Here is the link to Professor Doniger’s article:

http://www.nybooks.com/articles/archives/2014/may/08/india-censorship-batra-brigade/?insrc=hpma


Bibliography Indian Atheism

Chattopadhyaya, Debiprasad.  Carvaka/Lokayata: An Anthology of Source Materials and Some Recent Studies. 3rd Ed. New Delhi: Indian Council of Philosophical Research, 2006.

___________________. Indian Atheism: A Marxist Analysis. Mumbai: People’s Publishing House, 1973.

Conjer, G.P. “Did India Influence Early Greek Philosophers?” Philosophy East-West.  (Honolulu,) Vol.II (July 1952.)

Flynn, Tom. “Introduction- Against the Seductions of Misbelief.” In Tom Flynn, Ed. Encyclopedia of Unbelief. Amherst, New York: Prometheus Books, 2007. 15-20.

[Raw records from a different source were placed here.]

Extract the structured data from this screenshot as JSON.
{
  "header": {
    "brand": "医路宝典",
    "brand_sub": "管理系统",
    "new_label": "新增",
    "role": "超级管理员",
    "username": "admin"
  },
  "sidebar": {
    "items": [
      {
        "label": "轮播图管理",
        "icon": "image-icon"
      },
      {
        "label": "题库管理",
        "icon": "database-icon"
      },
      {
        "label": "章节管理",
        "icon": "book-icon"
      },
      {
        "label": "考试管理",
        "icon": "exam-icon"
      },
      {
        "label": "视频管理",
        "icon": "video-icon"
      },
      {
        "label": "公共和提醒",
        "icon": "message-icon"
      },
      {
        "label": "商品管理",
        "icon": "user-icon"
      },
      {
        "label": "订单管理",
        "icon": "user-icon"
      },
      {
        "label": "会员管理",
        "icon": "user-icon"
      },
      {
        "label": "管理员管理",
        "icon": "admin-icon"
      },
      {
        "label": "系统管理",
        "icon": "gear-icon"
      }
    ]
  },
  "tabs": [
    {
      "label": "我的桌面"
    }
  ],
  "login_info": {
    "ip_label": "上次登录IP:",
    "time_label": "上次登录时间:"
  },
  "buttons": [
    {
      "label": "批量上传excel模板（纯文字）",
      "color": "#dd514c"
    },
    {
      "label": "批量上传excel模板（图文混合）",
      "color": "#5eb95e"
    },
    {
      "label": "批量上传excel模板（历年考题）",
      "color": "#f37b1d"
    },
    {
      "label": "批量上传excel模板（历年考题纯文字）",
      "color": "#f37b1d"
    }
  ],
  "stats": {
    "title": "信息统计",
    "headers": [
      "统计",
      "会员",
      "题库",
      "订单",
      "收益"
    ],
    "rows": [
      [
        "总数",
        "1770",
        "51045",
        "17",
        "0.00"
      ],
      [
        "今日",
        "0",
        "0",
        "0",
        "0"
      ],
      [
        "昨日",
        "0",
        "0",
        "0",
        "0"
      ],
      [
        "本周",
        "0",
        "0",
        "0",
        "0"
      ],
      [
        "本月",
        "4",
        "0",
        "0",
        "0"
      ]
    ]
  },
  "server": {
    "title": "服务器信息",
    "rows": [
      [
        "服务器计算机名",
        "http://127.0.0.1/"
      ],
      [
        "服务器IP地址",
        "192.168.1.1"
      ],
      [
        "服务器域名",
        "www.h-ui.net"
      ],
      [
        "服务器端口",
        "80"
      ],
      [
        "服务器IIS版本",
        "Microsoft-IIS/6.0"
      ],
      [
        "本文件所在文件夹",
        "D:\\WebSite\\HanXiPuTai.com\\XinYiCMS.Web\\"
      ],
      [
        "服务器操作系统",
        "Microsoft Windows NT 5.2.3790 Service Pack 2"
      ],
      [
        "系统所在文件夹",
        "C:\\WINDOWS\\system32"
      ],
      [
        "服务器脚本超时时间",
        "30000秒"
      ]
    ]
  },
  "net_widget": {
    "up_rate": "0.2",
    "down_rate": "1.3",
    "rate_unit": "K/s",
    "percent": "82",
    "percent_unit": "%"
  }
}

Hecht, Jennifer Michael.  Doubt: A History.  New York, New York: Harper Collins, 2004.

Lavanam, G. “Ancient Indian Materialism” in Tom Flynn, Ed. The Encyclopedia of Unbelief.  Amherst, New York: Prometheus Books, 2007.

“Carvaka” in Radhakrishnan, S. and Charles A. Moore, Eds. A Sourcebook in Indian Philosophy. Princeton: Princeton University Press, 1973.  227-249.

Riepe, Dale. The Naturalist Tradition in Indian Thought.  Seattle: University of Washington Press, 1961.

Stcherbatsky, Th. Buddhist Logic. 2 Vol. (Bibliotheca Buddhica) Leningrad: Academy of Sciences of the USSR, 1930-32.

Tucci, Giuseppe. “Linea di una storia del materialism Indiano.” Atti della Reale Accademia Nationale dei Lincei.” (Roma, Serie sesta, Vol II. (1926.)